State law says simply that sales tax is owed based on the final price paid by a customer. But the Department of Revenue has its own rule, stating that a cash register receipt must “make a clear reference to the item and the coupon related to it” in order for the coupon’s value to be deducted from the taxable total. Since none of Myers and Reihl’s receipts indicated exactly which coupon applied to which product, the Department of Revenue said it couldn’t deduce whether the coupons were applied to taxable or nontaxable items, so it had to consider all of the coupons to be taxable.

The plaintiffs argued that the Department of Revenue invented this requirement that’s not present in the actual tax code. Furthermore, they said surely BJ’s own records show which coupons apply to which products, even if it’s not all spelled out on the receipts they print. And besides, two of the transactions at issue “involved only one coupon and one taxable item and, therefore, it is evident as to what item the coupon applied.”

A judicial panel ruled this week that state tax authorities erred in insisting that the law “requires the receipt to specify to which taxable item (a coupon) relates rather than simply requiring a description that allows one to discern that a taxable item was purchased and a coupon was accepted that applied to a taxable item purchased.” Nowhere is it required that the receipt indicate precisely to which taxable item the coupon is applied.
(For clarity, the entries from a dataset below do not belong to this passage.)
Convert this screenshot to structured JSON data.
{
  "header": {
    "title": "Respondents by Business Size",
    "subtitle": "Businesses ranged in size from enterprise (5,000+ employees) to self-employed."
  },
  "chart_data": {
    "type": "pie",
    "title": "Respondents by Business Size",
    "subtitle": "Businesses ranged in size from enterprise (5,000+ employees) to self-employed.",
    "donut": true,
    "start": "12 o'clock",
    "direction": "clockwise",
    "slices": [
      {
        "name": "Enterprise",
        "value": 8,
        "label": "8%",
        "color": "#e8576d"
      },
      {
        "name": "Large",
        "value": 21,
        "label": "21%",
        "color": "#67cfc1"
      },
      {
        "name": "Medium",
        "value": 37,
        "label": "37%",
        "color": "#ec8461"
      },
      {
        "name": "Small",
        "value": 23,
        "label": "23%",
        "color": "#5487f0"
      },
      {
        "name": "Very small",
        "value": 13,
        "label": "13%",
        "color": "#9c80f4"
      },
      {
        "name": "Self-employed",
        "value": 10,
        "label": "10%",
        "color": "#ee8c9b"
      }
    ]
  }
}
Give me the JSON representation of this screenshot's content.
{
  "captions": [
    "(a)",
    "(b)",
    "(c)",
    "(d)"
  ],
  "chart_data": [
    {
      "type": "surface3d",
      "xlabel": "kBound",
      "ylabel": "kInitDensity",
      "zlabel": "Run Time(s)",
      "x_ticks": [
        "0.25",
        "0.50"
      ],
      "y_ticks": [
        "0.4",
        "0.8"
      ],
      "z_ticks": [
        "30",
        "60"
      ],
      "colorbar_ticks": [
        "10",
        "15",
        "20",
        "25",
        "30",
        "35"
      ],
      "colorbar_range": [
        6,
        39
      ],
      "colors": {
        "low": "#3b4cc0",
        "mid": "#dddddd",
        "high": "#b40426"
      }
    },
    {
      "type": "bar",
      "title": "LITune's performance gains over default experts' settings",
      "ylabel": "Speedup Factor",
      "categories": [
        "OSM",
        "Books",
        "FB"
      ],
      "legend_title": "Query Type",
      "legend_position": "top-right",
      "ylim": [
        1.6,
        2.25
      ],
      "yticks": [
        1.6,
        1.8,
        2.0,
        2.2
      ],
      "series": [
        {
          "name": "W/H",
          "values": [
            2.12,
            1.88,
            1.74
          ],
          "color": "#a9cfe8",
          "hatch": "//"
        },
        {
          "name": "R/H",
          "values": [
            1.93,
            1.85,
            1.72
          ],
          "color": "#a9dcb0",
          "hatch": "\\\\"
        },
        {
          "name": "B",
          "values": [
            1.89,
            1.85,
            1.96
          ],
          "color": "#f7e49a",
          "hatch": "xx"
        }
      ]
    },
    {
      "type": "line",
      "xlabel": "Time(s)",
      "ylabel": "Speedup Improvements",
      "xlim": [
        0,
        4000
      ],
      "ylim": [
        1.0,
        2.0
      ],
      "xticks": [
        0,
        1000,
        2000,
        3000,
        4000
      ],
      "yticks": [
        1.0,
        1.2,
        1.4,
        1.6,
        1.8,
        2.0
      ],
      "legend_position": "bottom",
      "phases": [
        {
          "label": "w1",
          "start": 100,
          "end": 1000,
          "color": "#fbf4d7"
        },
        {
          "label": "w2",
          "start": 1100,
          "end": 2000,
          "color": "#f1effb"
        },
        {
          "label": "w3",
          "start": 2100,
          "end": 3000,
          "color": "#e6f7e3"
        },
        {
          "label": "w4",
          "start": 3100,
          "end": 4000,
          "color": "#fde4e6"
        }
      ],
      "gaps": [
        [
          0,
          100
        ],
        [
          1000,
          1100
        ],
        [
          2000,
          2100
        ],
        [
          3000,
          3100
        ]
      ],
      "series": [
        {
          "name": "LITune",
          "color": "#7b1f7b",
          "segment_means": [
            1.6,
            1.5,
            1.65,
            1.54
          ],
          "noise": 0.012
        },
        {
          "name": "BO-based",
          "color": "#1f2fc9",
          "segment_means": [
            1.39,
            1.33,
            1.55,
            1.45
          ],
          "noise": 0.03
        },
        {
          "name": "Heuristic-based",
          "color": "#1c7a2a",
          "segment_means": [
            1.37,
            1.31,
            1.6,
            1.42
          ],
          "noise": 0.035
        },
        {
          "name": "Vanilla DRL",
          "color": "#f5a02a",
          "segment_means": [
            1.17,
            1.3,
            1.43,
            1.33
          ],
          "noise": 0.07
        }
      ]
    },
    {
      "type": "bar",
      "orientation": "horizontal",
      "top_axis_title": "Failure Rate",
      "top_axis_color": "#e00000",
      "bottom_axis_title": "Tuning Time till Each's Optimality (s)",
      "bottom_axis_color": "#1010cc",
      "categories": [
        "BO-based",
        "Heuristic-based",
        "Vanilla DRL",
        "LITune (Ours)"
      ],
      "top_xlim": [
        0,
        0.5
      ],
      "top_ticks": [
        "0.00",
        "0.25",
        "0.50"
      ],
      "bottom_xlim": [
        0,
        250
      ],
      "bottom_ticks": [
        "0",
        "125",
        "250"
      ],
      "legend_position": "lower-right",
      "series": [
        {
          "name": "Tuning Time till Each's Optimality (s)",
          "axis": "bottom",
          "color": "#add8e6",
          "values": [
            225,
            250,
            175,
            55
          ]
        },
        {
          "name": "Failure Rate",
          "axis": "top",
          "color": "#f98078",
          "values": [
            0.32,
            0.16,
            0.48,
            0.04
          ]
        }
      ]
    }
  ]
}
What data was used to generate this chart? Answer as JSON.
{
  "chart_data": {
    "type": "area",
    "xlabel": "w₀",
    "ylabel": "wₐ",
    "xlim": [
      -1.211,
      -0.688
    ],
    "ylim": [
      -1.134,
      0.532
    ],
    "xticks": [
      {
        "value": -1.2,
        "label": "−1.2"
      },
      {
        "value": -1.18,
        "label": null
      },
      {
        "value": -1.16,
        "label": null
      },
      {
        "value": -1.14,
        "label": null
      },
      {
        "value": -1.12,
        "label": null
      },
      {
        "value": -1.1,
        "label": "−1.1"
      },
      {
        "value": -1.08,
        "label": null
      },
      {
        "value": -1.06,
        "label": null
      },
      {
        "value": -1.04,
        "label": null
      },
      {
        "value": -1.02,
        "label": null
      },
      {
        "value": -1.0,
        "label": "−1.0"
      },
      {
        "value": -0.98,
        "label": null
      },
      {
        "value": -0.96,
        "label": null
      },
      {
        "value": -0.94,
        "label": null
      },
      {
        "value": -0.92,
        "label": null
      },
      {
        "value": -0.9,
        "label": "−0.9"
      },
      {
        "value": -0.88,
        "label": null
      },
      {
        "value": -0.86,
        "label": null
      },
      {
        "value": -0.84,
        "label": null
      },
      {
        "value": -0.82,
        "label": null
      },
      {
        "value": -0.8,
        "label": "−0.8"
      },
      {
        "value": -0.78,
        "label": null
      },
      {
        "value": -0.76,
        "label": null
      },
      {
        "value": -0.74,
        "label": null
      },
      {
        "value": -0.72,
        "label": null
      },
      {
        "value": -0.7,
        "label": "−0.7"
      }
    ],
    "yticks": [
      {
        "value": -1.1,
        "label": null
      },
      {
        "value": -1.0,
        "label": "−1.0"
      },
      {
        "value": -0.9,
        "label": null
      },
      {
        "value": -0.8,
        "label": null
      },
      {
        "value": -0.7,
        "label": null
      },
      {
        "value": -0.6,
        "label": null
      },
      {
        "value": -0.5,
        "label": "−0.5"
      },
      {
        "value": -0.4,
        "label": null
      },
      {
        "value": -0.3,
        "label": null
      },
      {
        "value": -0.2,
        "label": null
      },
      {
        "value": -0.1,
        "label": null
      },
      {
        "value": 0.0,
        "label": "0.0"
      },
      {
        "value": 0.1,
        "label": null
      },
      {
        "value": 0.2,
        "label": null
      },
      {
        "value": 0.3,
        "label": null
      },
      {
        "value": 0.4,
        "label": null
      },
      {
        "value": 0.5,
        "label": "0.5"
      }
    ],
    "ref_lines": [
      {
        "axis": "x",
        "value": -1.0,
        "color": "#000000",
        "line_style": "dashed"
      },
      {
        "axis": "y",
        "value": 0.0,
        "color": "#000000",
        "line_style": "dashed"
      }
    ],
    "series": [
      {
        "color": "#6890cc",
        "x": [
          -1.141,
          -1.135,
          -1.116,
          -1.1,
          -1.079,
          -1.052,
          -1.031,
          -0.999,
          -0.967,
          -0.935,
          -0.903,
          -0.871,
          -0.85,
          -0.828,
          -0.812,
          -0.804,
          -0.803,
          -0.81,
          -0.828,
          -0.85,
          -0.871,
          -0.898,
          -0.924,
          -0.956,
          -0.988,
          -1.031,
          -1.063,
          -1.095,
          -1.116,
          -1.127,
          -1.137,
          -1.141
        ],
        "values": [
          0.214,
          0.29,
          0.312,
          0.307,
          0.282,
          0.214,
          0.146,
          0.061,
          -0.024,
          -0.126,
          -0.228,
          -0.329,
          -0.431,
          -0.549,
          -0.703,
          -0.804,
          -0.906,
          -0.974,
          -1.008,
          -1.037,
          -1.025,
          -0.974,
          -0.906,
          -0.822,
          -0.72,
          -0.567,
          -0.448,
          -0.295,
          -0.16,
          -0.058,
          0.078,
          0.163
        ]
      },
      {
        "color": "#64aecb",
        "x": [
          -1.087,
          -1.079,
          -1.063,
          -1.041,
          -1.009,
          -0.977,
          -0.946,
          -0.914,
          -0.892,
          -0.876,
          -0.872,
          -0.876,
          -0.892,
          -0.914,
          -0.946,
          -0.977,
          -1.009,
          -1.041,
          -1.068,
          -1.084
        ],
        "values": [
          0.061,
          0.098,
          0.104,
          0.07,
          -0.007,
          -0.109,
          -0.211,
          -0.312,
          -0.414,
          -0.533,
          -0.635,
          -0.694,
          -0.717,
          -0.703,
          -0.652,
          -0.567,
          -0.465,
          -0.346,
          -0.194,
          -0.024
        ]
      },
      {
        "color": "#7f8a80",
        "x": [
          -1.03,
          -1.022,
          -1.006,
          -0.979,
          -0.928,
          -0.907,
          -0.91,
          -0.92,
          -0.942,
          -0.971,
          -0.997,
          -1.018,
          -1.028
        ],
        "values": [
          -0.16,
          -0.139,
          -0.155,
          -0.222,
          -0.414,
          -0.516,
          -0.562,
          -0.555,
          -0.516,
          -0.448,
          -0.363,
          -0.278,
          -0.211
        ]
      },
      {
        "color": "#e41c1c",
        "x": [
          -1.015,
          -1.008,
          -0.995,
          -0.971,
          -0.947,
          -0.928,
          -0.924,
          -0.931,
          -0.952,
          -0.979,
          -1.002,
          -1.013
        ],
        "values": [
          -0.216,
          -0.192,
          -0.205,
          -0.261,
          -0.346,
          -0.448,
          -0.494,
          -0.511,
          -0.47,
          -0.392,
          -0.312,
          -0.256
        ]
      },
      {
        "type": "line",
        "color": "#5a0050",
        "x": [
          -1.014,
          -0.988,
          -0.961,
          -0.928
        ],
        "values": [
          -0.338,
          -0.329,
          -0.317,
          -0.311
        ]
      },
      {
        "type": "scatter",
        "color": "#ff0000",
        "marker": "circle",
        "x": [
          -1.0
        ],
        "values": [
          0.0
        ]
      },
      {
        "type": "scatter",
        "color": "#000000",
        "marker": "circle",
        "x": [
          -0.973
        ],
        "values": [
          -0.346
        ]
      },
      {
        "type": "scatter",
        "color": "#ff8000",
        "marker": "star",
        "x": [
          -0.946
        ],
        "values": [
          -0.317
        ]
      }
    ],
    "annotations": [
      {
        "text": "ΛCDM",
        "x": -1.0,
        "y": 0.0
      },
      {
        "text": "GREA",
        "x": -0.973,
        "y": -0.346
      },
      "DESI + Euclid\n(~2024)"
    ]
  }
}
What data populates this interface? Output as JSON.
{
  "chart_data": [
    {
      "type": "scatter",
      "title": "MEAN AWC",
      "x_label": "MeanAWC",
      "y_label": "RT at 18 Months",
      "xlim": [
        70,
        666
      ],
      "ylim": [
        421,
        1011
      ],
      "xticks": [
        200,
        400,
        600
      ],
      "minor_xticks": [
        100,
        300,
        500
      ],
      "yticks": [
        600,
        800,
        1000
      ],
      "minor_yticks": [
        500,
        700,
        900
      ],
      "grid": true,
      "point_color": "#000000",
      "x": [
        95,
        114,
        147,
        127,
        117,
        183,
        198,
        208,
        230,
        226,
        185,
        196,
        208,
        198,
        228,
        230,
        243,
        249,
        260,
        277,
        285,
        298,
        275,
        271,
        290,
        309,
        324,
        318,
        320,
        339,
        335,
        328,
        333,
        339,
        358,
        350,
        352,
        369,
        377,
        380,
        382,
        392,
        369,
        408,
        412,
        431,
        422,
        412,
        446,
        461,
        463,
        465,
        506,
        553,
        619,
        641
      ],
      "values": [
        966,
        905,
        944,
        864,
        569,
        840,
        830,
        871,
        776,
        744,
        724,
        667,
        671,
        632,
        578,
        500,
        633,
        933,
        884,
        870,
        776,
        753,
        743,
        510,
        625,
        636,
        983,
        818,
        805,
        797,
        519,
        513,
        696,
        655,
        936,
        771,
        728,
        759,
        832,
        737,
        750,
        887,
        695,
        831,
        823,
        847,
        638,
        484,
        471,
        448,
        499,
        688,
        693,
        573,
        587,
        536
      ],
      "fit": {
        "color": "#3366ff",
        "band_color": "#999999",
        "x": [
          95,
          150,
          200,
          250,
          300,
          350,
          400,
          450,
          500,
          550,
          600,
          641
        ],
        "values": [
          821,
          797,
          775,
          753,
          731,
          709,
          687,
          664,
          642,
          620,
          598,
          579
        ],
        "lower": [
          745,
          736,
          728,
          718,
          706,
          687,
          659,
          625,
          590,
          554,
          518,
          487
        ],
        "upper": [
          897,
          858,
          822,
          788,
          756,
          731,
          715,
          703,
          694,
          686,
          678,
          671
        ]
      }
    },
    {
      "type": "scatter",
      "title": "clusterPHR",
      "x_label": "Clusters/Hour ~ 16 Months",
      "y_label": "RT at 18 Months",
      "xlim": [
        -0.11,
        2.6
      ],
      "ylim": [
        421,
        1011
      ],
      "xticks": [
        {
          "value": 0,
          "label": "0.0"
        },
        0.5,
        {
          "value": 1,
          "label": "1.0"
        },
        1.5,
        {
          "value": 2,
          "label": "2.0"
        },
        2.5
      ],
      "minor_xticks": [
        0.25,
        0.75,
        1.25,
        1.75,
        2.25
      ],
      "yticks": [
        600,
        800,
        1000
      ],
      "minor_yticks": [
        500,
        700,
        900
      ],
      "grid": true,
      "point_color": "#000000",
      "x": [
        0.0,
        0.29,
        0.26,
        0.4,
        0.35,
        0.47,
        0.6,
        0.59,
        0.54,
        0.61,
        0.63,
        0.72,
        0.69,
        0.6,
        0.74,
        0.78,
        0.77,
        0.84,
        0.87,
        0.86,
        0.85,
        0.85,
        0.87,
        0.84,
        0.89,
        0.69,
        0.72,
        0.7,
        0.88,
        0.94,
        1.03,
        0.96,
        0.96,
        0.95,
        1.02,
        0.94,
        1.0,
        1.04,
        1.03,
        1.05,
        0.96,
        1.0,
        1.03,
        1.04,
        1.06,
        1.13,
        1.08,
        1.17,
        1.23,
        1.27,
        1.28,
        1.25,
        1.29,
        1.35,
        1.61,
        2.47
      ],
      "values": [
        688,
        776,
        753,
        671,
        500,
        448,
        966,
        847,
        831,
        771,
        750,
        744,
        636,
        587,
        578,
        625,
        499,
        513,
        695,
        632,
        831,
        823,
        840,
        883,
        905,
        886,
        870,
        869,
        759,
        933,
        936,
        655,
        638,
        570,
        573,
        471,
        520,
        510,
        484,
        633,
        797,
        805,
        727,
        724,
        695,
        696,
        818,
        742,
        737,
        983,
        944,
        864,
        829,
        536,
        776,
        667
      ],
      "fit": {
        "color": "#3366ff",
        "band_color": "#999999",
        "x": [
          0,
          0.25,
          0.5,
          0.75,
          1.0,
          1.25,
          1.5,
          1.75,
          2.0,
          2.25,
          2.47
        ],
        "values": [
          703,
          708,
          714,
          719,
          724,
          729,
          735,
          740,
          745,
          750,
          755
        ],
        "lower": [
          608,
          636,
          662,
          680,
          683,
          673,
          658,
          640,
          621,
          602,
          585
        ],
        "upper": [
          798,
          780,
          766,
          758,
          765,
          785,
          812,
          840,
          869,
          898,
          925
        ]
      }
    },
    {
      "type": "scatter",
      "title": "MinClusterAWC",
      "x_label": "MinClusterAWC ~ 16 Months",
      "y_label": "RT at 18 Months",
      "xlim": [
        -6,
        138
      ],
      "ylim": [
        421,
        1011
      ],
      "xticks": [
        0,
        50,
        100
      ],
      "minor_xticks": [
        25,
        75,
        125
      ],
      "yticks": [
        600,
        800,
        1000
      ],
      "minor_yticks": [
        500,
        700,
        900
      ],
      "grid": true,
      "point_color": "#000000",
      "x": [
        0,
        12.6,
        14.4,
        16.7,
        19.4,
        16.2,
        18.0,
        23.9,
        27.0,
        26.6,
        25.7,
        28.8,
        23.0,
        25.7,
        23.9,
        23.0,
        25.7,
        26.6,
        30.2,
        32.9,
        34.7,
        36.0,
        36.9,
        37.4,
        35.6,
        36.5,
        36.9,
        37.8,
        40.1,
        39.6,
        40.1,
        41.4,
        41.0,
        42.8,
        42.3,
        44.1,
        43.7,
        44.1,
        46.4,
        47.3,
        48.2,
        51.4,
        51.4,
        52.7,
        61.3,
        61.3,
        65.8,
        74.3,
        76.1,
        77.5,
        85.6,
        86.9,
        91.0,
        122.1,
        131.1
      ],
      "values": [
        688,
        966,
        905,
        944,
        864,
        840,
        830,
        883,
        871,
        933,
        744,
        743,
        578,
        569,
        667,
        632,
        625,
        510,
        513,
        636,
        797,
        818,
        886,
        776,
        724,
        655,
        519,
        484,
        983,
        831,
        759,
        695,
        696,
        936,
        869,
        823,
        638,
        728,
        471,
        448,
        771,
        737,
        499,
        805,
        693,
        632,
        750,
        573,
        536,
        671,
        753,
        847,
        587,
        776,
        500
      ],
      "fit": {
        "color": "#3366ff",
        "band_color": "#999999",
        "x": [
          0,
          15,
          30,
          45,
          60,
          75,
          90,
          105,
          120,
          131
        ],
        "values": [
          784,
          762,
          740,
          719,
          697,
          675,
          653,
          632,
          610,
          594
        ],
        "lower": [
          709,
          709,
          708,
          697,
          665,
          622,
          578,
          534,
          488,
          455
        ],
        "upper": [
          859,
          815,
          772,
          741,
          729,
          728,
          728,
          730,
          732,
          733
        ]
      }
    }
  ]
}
Myers’ three transactions contained only taxable items, so it’s clear that all of the coupons used reduced his taxable total, regardless of whether the receipts said which coupons were used on which specific items. Reihl, however, bought a mix of taxable and nontaxable items. So her receipt information “is insufficient to determine whether the coupon was applicable to a taxable item,” the court ruled.

Therefore, the state must refund Myers his 38 cents. But Reihl doesn’t get her 12 cents back.

So winning a lengthy legal dispute may only get you 38 cents in the end. And it most likely cost far more in legal fees than the plaintiffs ended up winning. But for at least one of these determined couponers, finally getting to prove his point – is priceless.